Bilahare İsrailliler tutukladılar Hena’yı. Onu yeraltında bir zindanda tuttular ve aylarca fiziken ve ruhen işkence ettiler. Bu da işe yaramayınca onu altı ay boyunca mahkemeye bile çıkarmadan gözaltında tuttular, bu süre birkaç defa uzatıldı. Yıllarca tutsak kaldıktan sonra HaSharon Hapishanesi’nden 18 Ekim 2011’de çıktı. Çıkışı başka yüzlerce kişiyi de kapsayan bir anlaşmanın, Hamas ve İsrail arasında yapılan ve Direniş’in yıllar önce esir aldığı bir İsrail askerinin de salıverilmesini içeren bir anlaşmanın neticesinde olmuştu.

Kutlamalar aylarca sürdü. Ama sonunda Hena yine tutuklanıp zindana kondu.

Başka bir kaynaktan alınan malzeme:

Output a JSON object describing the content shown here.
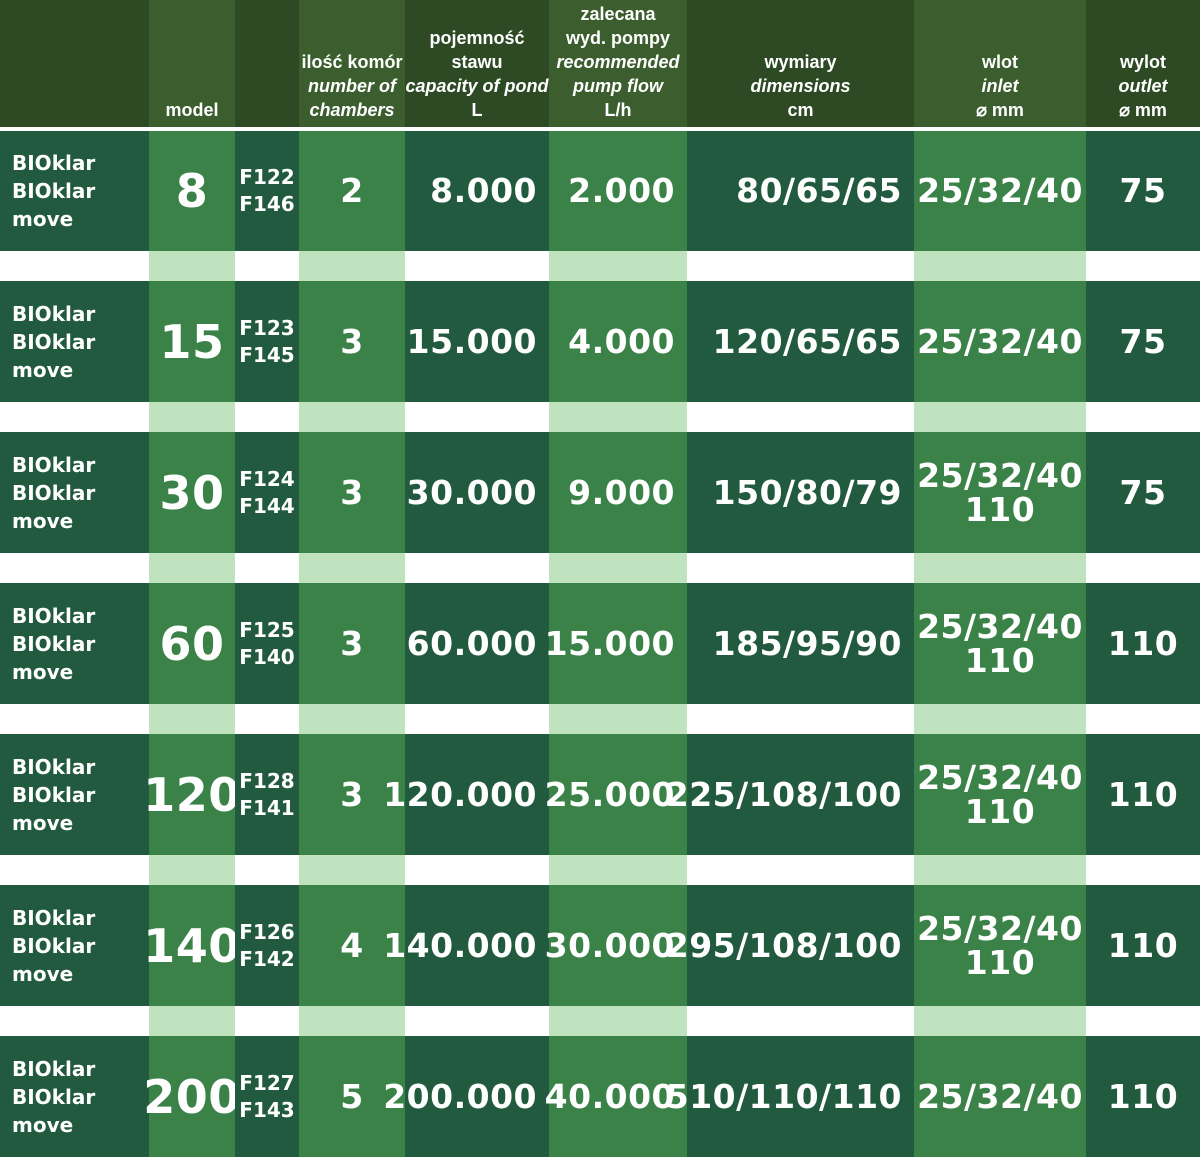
{
  "header": {
    "col_name": "",
    "col_model": "model",
    "col_code": "",
    "col_chambers": [
      "ilość komór",
      "number of",
      "chambers"
    ],
    "col_capacity": [
      "pojemność",
      "stawu",
      "capacity of pond",
      "L"
    ],
    "col_pump": [
      "zalecana",
      "wyd. pompy",
      "recommended",
      "pump flow",
      "L/h"
    ],
    "col_dimensions": [
      "wymiary",
      "dimensions",
      "cm"
    ],
    "col_inlet": [
      "wlot",
      "inlet",
      "⌀ mm"
    ],
    "col_outlet": [
      "wylot",
      "outlet",
      "⌀ mm"
    ]
  },
  "rows": [
    {
      "name1": "BIOklar",
      "name2": "BIOklar move",
      "model": "8",
      "code1": "F122",
      "code2": "F146",
      "chambers": "2",
      "capacity": "8.000",
      "pump": "2.000",
      "dimensions": "80/65/65",
      "inlet1": "25/32/40",
      "inlet2": "",
      "outlet": "75"
    },
    {
      "name1": "BIOklar",
      "name2": "BIOklar move",
      "model": "15",
      "code1": "F123",
      "code2": "F145",
      "chambers": "3",
      "capacity": "15.000",
      "pump": "4.000",
      "dimensions": "120/65/65",
      "inlet1": "25/32/40",
      "inlet2": "",
      "outlet": "75"
    },
    {
      "name1": "BIOklar",
      "name2": "BIOklar move",
      "model": "30",
      "code1": "F124",
      "code2": "F144",
      "chambers": "3",
      "capacity": "30.000",
      "pump": "9.000",
      "dimensions": "150/80/79",
      "inlet1": "25/32/40",
      "inlet2": "110",
      "outlet": "75"
    },
    {
      "name1": "BIOklar",
      "name2": "BIOklar move",
      "model": "60",
      "code1": "F125",
      "code2": "F140",
      "chambers": "3",
      "capacity": "60.000",
      "pump": "15.000",
      "dimensions": "185/95/90",
      "inlet1": "25/32/40",
      "inlet2": "110",
      "outlet": "110"
    },
    {
      "name1": "BIOklar",
      "name2": "BIOklar move",
      "model": "120",
      "code1": "F128",
      "code2": "F141",
      "chambers": "3",
      "capacity": "120.000",
      "pump": "25.000",
      "dimensions": "225/108/100",
      "inlet1": "25/32/40",
      "inlet2": "110",
      "outlet": "110"
    },
    {
      "name1": "BIOklar",
      "name2": "BIOklar move",
      "model": "140",
      "code1": "F126",
      "code2": "F142",
      "chambers": "4",
      "capacity": "140.000",
      "pump": "30.000",
      "dimensions": "295/108/100",
      "inlet1": "25/32/40",
      "inlet2": "110",
      "outlet": "110"
    },
    {
      "name1": "BIOklar",
      "name2": "BIOklar move",
      "model": "200",
      "code1": "F127",
      "code2": "F143",
      "chambers": "5",
      "capacity": "200.000",
      "pump": "40.000",
      "dimensions": "510/110/110",
      "inlet1": "25/32/40",
      "inlet2": "",
      "outlet": "110"
    }
  ],
  "colors": {
    "header_dark": "#2e4a24",
    "header_mid": "#3c5d2e",
    "cell_dark": "#215a3e",
    "cell_light": "#3a8248",
    "gap_light": "#bfe2bf"
  }
}
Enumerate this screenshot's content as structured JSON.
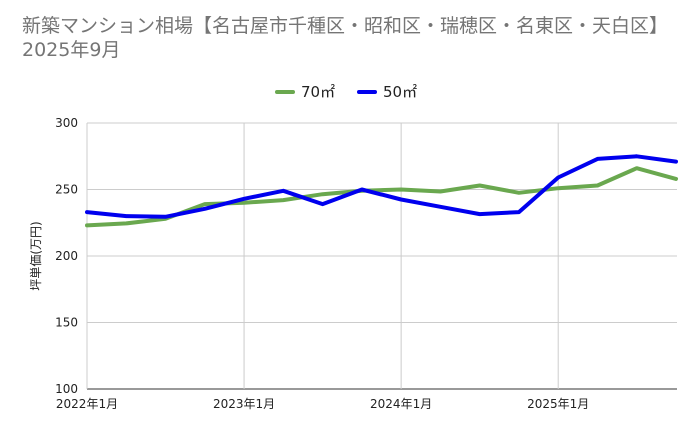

Bu son tecrübe daha da aşağılayıcıydı, öyle ki Hena bu konunun ayrıntılarını açıklamak istemedi röportajda. İkinci kez tutuklandığı gün, yani 16 Şubat 2012’de, ona çok vahşice davrandılar ama o da onlara boyun eğmedi. İsrail gazetesi Yediot Ahronot, Hena’nın bir askeri kaçırmayı planladığını öne sürdü. Hena sorgucuları ile münakaşa etmektense 47 gün sürecek olan bir açlık grevine başladı. Esas talebi özgürlüktü.

Grevin son aşamasında, ölümü yaklaşırken, gözlerini bir İsrail hastanesinde, kolları ve bacakları yatağa zincirlenmiş bir halde açtı. Hayfa’daydı; bunu fark etmek onu gülümsetti. Gülümsemesi dudaklarına yayılırken “Burası ailemin geldiği yer.” dedi usulca. Bunu duyan gardiyanlar hemen hapishane yönetimine haber verdiler ve derhal Hayfa’dan başka yere nakledildi Hena. Hayatında hiç Hayfa’ya gelmemişti, kısa bir an için orada öleceği fikriyle avundu.

Şüpheli şartlar altında yapılan ve Filistin yönetiminin de dâhil olduğu bir anlaşma neticesinde özgürlüğü karşılığında açlık grevini sonlandırdı ancak Gazze’ye gönderildi; anlaşmaya göre Batı Şeria’ya üç yıl sonra dönebilecekti. Ne var ki bu hiç gerçekleşmedi, ne Filistin yönetimi ne de İsrail anlaşmanın şartlarına uydular.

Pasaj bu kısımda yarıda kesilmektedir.